Luckily though, Canet is too good a filmmaker to make a film without any redeeming factors. Here, he proves that with strong source material, he has the sensitivity and awareness to create compelling characters (namely Marie, Max and Eric) that are so brutally spot-on in their construction that they threaten to eclipse the film in its entirety altogether. It’s just a shame that after pouring so much insight (Eric’s fear of singlehood and his semi-awareness of his laughability, as well as Marie’s fear of conflating sex with love are particularly wonderful) into them, Canet just allows his characters to dangle, suspended in a space of perpetual immobility and inconsequentiality. It’s also pretty damn hilarious, and is one of those rare, preternaturally intelligent films that, when it actually does work, manages to strike a balance between humor and drama. The cinematography is characteristically beautiful. Canet uses awkward silences to wonderful effect. ALSO, YOU GET TO SEE JEAN DUJARDIN IN DRAG. Even as a woman, he is still abominably adorable. Ultimately, this movie is an idiosyncratic blend of dysfunctional relationship drama and self-knowing wit, and is smarter and more realistic than most films in the same genre. It just harbours too many disappointments to leave the viewers with much more than ambivalence.

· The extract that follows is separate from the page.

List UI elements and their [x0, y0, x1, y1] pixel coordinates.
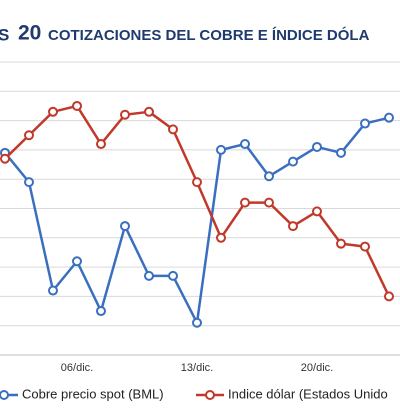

I think the fundamental problem with the film is perfectly embodied in its ending, which is indulgently sentimental, tonally disjointed and aimlessly drowned out by emotional music. It makes the film seem like a deeply moving meditation on the power of friendship, when that’s hardly the film it starts out to be. How can one really appreciate this film if even the director doesn’t know what it’s about?